Some additional comments on the dubious quality of archeological research conducted by Senarat Paranavitana (1896-1972), not included by Dr.Nagaratnam, is relevant to note. Though Paranavitana is anointed with the accolade ‘Father figure of Sri Lankan archeology’ in the gullible Colombo press, that he was not without bias and blindsight in his research excavations and interpretations have been recognized since mid 1960s in Sri Lanka.  

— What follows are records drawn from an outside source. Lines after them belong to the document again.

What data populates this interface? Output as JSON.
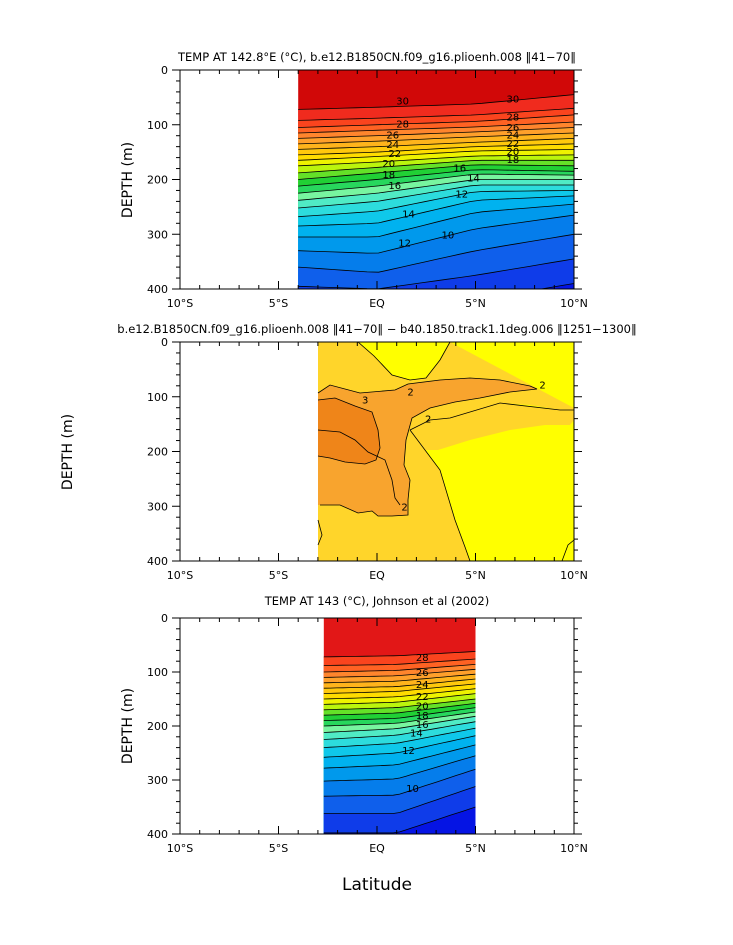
{
  "chart_data": [
    {
      "type": "contour",
      "title": "TEMP AT 142.8°E (°C), b.e12.B1850CN.f09_g16.plioenh.008 ‖41−70‖",
      "ylabel": "DEPTH  (m)",
      "xlim": [
        -10,
        10
      ],
      "ylim": [
        400,
        0
      ],
      "x_tick_values": [
        -10,
        -5,
        0,
        5,
        10
      ],
      "x_tick_labels": [
        "10°S",
        "5°S",
        "EQ",
        "5°N",
        "10°N"
      ],
      "y_tick_values": [
        0,
        100,
        200,
        300,
        400
      ],
      "y_tick_labels": [
        "0",
        "100",
        "200",
        "300",
        "400"
      ],
      "data_x_range": [
        -4,
        10
      ],
      "contour_interval": 1,
      "bands": [
        {
          "level": 29,
          "depth_at_x": [
            [
              -4,
              72
            ],
            [
              0,
              68
            ],
            [
              5,
              62
            ],
            [
              10,
              45
            ]
          ]
        },
        {
          "level": 28,
          "depth_at_x": [
            [
              -4,
              92
            ],
            [
              0,
              88
            ],
            [
              5,
              82
            ],
            [
              10,
              70
            ]
          ]
        },
        {
          "level": 27,
          "depth_at_x": [
            [
              -4,
              105
            ],
            [
              0,
              100
            ],
            [
              5,
              94
            ],
            [
              10,
              82
            ]
          ]
        },
        {
          "level": 26,
          "depth_at_x": [
            [
              -4,
              115
            ],
            [
              0,
              110
            ],
            [
              5,
              104
            ],
            [
              10,
              95
            ]
          ]
        },
        {
          "level": 25,
          "depth_at_x": [
            [
              -4,
              125
            ],
            [
              0,
              120
            ],
            [
              5,
              113
            ],
            [
              10,
              105
            ]
          ]
        },
        {
          "level": 24,
          "depth_at_x": [
            [
              -4,
              135
            ],
            [
              0,
              130
            ],
            [
              5,
              122
            ],
            [
              10,
              115
            ]
          ]
        },
        {
          "level": 23,
          "depth_at_x": [
            [
              -4,
              145
            ],
            [
              0,
              140
            ],
            [
              5,
              132
            ],
            [
              10,
              125
            ]
          ]
        },
        {
          "level": 22,
          "depth_at_x": [
            [
              -4,
              155
            ],
            [
              0,
              150
            ],
            [
              5,
              140
            ],
            [
              10,
              135
            ]
          ]
        },
        {
          "level": 21,
          "depth_at_x": [
            [
              -4,
              165
            ],
            [
              0,
              158
            ],
            [
              5,
              148
            ],
            [
              10,
              145
            ]
          ]
        },
        {
          "level": 20,
          "depth_at_x": [
            [
              -4,
              175
            ],
            [
              0,
              168
            ],
            [
              5,
              157
            ],
            [
              10,
              155
            ]
          ]
        },
        {
          "level": 19,
          "depth_at_x": [
            [
              -4,
              188
            ],
            [
              0,
              178
            ],
            [
              5,
              165
            ],
            [
              10,
              165
            ]
          ]
        },
        {
          "level": 18,
          "depth_at_x": [
            [
              -4,
              200
            ],
            [
              0,
              188
            ],
            [
              5,
              173
            ],
            [
              10,
              175
            ]
          ]
        },
        {
          "level": 17,
          "depth_at_x": [
            [
              -4,
              212
            ],
            [
              0,
              200
            ],
            [
              5,
              182
            ],
            [
              10,
              185
            ]
          ]
        },
        {
          "level": 16,
          "depth_at_x": [
            [
              -4,
              225
            ],
            [
              0,
              212
            ],
            [
              5,
              190
            ],
            [
              10,
              192
            ]
          ]
        },
        {
          "level": 15,
          "depth_at_x": [
            [
              -4,
              238
            ],
            [
              0,
              225
            ],
            [
              5,
              200
            ],
            [
              10,
              200
            ]
          ]
        },
        {
          "level": 14,
          "depth_at_x": [
            [
              -4,
              252
            ],
            [
              0,
              240
            ],
            [
              5,
              210
            ],
            [
              10,
              210
            ]
          ]
        },
        {
          "level": 13,
          "depth_at_x": [
            [
              -4,
              268
            ],
            [
              0,
              258
            ],
            [
              5,
              222
            ],
            [
              10,
              220
            ]
          ]
        },
        {
          "level": 12,
          "depth_at_x": [
            [
              -4,
              285
            ],
            [
              0,
              280
            ],
            [
              5,
              238
            ],
            [
              10,
              230
            ]
          ]
        },
        {
          "level": 11,
          "depth_at_x": [
            [
              -4,
              305
            ],
            [
              0,
              305
            ],
            [
              5,
              260
            ],
            [
              10,
              245
            ]
          ]
        },
        {
          "level": 10,
          "depth_at_x": [
            [
              -4,
              330
            ],
            [
              0,
              335
            ],
            [
              5,
              290
            ],
            [
              10,
              265
            ]
          ]
        },
        {
          "level": 9,
          "depth_at_x": [
            [
              -4,
              360
            ],
            [
              0,
              370
            ],
            [
              5,
              330
            ],
            [
              10,
              300
            ]
          ]
        },
        {
          "level": 8,
          "depth_at_x": [
            [
              -4,
              395
            ],
            [
              0,
              400
            ],
            [
              5,
              375
            ],
            [
              10,
              345
            ]
          ]
        },
        {
          "level": 7,
          "depth_at_x": [
            [
              -4,
              420
            ],
            [
              0,
              420
            ],
            [
              5,
              420
            ],
            [
              10,
              390
            ]
          ]
        }
      ],
      "contour_labels": [
        {
          "text": "30",
          "x": 1.3,
          "depth": 56
        },
        {
          "text": "30",
          "x": 6.9,
          "depth": 52
        },
        {
          "text": "28",
          "x": 1.3,
          "depth": 98
        },
        {
          "text": "28",
          "x": 6.9,
          "depth": 85
        },
        {
          "text": "26",
          "x": 0.8,
          "depth": 118
        },
        {
          "text": "26",
          "x": 6.9,
          "depth": 104
        },
        {
          "text": "24",
          "x": 0.8,
          "depth": 135
        },
        {
          "text": "24",
          "x": 6.9,
          "depth": 118
        },
        {
          "text": "22",
          "x": 0.9,
          "depth": 152
        },
        {
          "text": "22",
          "x": 6.9,
          "depth": 133
        },
        {
          "text": "20",
          "x": 0.6,
          "depth": 170
        },
        {
          "text": "20",
          "x": 6.9,
          "depth": 148
        },
        {
          "text": "18",
          "x": 0.6,
          "depth": 190
        },
        {
          "text": "18",
          "x": 6.9,
          "depth": 163
        },
        {
          "text": "16",
          "x": 0.9,
          "depth": 210
        },
        {
          "text": "16",
          "x": 4.2,
          "depth": 178
        },
        {
          "text": "14",
          "x": 1.6,
          "depth": 262
        },
        {
          "text": "14",
          "x": 4.9,
          "depth": 196
        },
        {
          "text": "12",
          "x": 1.4,
          "depth": 315
        },
        {
          "text": "12",
          "x": 4.3,
          "depth": 226
        },
        {
          "text": "10",
          "x": 3.6,
          "depth": 300
        }
      ]
    },
    {
      "type": "contour",
      "title": "b.e12.B1850CN.f09_g16.plioenh.008 ‖41−70‖ − b40.1850.track1.1deg.006 ‖1251−1300‖",
      "ylabel": "DEPTH  (m)",
      "xlim": [
        -10,
        10
      ],
      "ylim": [
        400,
        0
      ],
      "x_tick_values": [
        -10,
        -5,
        0,
        5,
        10
      ],
      "x_tick_labels": [
        "10°S",
        "5°S",
        "EQ",
        "5°N",
        "10°N"
      ],
      "y_tick_values": [
        0,
        100,
        200,
        300,
        400
      ],
      "y_tick_labels": [
        "0",
        "100",
        "200",
        "300",
        "400"
      ],
      "data_x_range": [
        -3,
        10
      ],
      "contour_interval": 1,
      "region_levels": [
        1,
        2,
        3
      ],
      "contour_labels": [
        {
          "text": "2",
          "x": 1.7,
          "depth": 90
        },
        {
          "text": "2",
          "x": 8.4,
          "depth": 78
        },
        {
          "text": "2",
          "x": 2.6,
          "depth": 140
        },
        {
          "text": "3",
          "x": -0.6,
          "depth": 105
        },
        {
          "text": "2",
          "x": 1.4,
          "depth": 300
        }
      ]
    },
    {
      "type": "contour",
      "title": "TEMP AT 143 (°C), Johnson et al (2002)",
      "ylabel": "DEPTH  (m)",
      "xlabel": "Latitude",
      "xlim": [
        -10,
        10
      ],
      "ylim": [
        400,
        0
      ],
      "x_tick_values": [
        -10,
        -5,
        0,
        5,
        10
      ],
      "x_tick_labels": [
        "10°S",
        "5°S",
        "EQ",
        "5°N",
        "10°N"
      ],
      "y_tick_values": [
        0,
        100,
        200,
        300,
        400
      ],
      "y_tick_labels": [
        "0",
        "100",
        "200",
        "300",
        "400"
      ],
      "data_x_range": [
        -2.7,
        5
      ],
      "contour_interval": 1,
      "bands": [
        {
          "level": 28,
          "depth_at_x": [
            [
              -2.7,
              72
            ],
            [
              1,
              70
            ],
            [
              5,
              62
            ]
          ]
        },
        {
          "level": 27,
          "depth_at_x": [
            [
              -2.7,
              88
            ],
            [
              1,
              86
            ],
            [
              5,
              76
            ]
          ]
        },
        {
          "level": 26,
          "depth_at_x": [
            [
              -2.7,
              100
            ],
            [
              1,
              97
            ],
            [
              5,
              86
            ]
          ]
        },
        {
          "level": 25,
          "depth_at_x": [
            [
              -2.7,
              110
            ],
            [
              1,
              107
            ],
            [
              5,
              95
            ]
          ]
        },
        {
          "level": 24,
          "depth_at_x": [
            [
              -2.7,
              120
            ],
            [
              1,
              117
            ],
            [
              5,
              104
            ]
          ]
        },
        {
          "level": 23,
          "depth_at_x": [
            [
              -2.7,
              130
            ],
            [
              1,
              127
            ],
            [
              5,
              113
            ]
          ]
        },
        {
          "level": 22,
          "depth_at_x": [
            [
              -2.7,
              140
            ],
            [
              1,
              136
            ],
            [
              5,
              122
            ]
          ]
        },
        {
          "level": 21,
          "depth_at_x": [
            [
              -2.7,
              150
            ],
            [
              1,
              146
            ],
            [
              5,
              131
            ]
          ]
        },
        {
          "level": 20,
          "depth_at_x": [
            [
              -2.7,
              160
            ],
            [
              1,
              156
            ],
            [
              5,
              140
            ]
          ]
        },
        {
          "level": 19,
          "depth_at_x": [
            [
              -2.7,
              170
            ],
            [
              1,
              166
            ],
            [
              5,
              150
            ]
          ]
        },
        {
          "level": 18,
          "depth_at_x": [
            [
              -2.7,
              180
            ],
            [
              1,
              176
            ],
            [
              5,
              158
            ]
          ]
        },
        {
          "level": 17,
          "depth_at_x": [
            [
              -2.7,
              190
            ],
            [
              1,
              186
            ],
            [
              5,
              166
            ]
          ]
        },
        {
          "level": 16,
          "depth_at_x": [
            [
              -2.7,
              200
            ],
            [
              1,
              195
            ],
            [
              5,
              174
            ]
          ]
        },
        {
          "level": 15,
          "depth_at_x": [
            [
              -2.7,
              212
            ],
            [
              1,
              205
            ],
            [
              5,
              182
            ]
          ]
        },
        {
          "level": 14,
          "depth_at_x": [
            [
              -2.7,
              225
            ],
            [
              1,
              217
            ],
            [
              5,
              192
            ]
          ]
        },
        {
          "level": 13,
          "depth_at_x": [
            [
              -2.7,
              240
            ],
            [
              1,
              232
            ],
            [
              5,
              204
            ]
          ]
        },
        {
          "level": 12,
          "depth_at_x": [
            [
              -2.7,
              258
            ],
            [
              1,
              250
            ],
            [
              5,
              218
            ]
          ]
        },
        {
          "level": 11,
          "depth_at_x": [
            [
              -2.7,
              278
            ],
            [
              1,
              272
            ],
            [
              5,
              235
            ]
          ]
        },
        {
          "level": 10,
          "depth_at_x": [
            [
              -2.7,
              302
            ],
            [
              1,
              298
            ],
            [
              5,
              255
            ]
          ]
        },
        {
          "level": 9,
          "depth_at_x": [
            [
              -2.7,
              330
            ],
            [
              1,
              328
            ],
            [
              5,
              280
            ]
          ]
        },
        {
          "level": 8,
          "depth_at_x": [
            [
              -2.7,
              362
            ],
            [
              1,
              362
            ],
            [
              5,
              312
            ]
          ]
        },
        {
          "level": 7,
          "depth_at_x": [
            [
              -2.7,
              398
            ],
            [
              1,
              398
            ],
            [
              5,
              350
            ]
          ]
        }
      ],
      "contour_labels": [
        {
          "text": "28",
          "x": 2.3,
          "depth": 72
        },
        {
          "text": "26",
          "x": 2.3,
          "depth": 100
        },
        {
          "text": "24",
          "x": 2.3,
          "depth": 122
        },
        {
          "text": "22",
          "x": 2.3,
          "depth": 144
        },
        {
          "text": "20",
          "x": 2.3,
          "depth": 162
        },
        {
          "text": "18",
          "x": 2.3,
          "depth": 180
        },
        {
          "text": "16",
          "x": 2.3,
          "depth": 196
        },
        {
          "text": "14",
          "x": 2.0,
          "depth": 212
        },
        {
          "text": "12",
          "x": 1.6,
          "depth": 244
        },
        {
          "text": "10",
          "x": 1.8,
          "depth": 315
        }
      ]
    }
  ]
}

In my opinion, Paranavitana also had a blinding fetish – on demonstrating the Sinhalese origin from Southeast Asia rather than India. Disregarding the geographical proximity of the Indian landmass, and its convincing relevance to the easy crossing of humans by catamarans [the English word itself was derived from kattu+maram in Tamil, acknowledging the pioneering marine navigational skills of Tamils] in ancient times, Paranavitana wanted to demonstrate badly that the original Sinhalese had nothing with India, especially the Tamil Nadu; thereby, he vainly tried to hide the Dravidian (especially Tamil) connection - in culture, linguistics and anthropology - which runs deep in Sinhalese. But, as one can put it, Paranavitana couldn’t change the genetic composition of the Sinhalese ‘blood’ (literally). As Dr.Nagaratnam has analyzed the medical evidence present in the hemoglobin of Sinhalese ‘blood’, it becomes apparent how much the Sinhalese as ethnics had derived from the Dravidian Tamils. 

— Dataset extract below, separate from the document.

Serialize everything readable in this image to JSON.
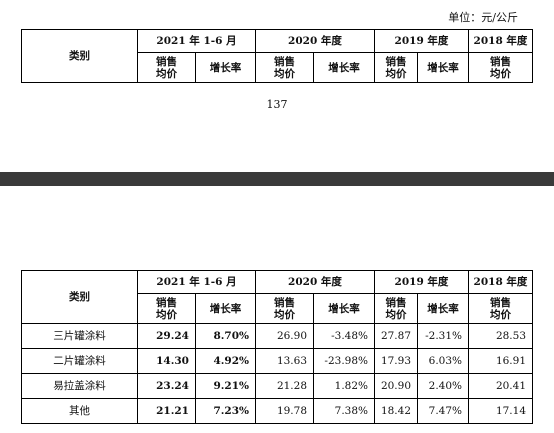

Prof. Kingsley M. de Silva, in an appendix to chapter 6 of his book, A History of Sri Lanka [C.Hurst & Co, London, 1981, pp.77-78] has recorded that Paranavitana’s theory of Malaysian origin of the Kalinga dynasty [in Ceylon] “has been comprehensively demolished by a number of scholars”. According to de Silva, those who have rebutted Paranavitana’s views include historians and epigraphists - R.A.L.H.Gunawardene, K.Indrapala, S.Kiribamune, S.Nilakanta Sastri and W.M.Sirisena. Whereas Nilakanta Sastri and Indrapala are Tamils, Gunawardene, Kiribamune and Sirisena are Sinhalese. Among these, Sirisena’s quoted 1971 criticism on Paranavitana states, 

‘Paranavitana has claimed to have discovered some interlinear inscriptions the contents of which confirm his theories. So far no epigraphist other than Paranavitana has been able even to see any such interlinear writing.’ 

Then, Prof. K.M.de Silva has inferred as follows: ‘These interlinear inscriptions may be described as being at best a bizarre invention of a fertile but declining imagination, at worst an unscrupulous hoax deliberately devised to discomfit a set of persistent critics.’ Translated into simple English, K.M.de Silva has called the scholarship of Paranavitana as nothing but fraud. A repetitive condemnation by K.M. de Silva of Paranavitana appears again (in page 577) with reference to the book A Concise History of Ceylon [Colombo, 1961] authored by C.W.Nicholas and S.Paranavitana. de Silva had noted, [this] ‘is a study of Ancient Lanka. Its usefulness is vitiated by the authors’ proclivity for fanciful theories on some aspects of the island’s history.’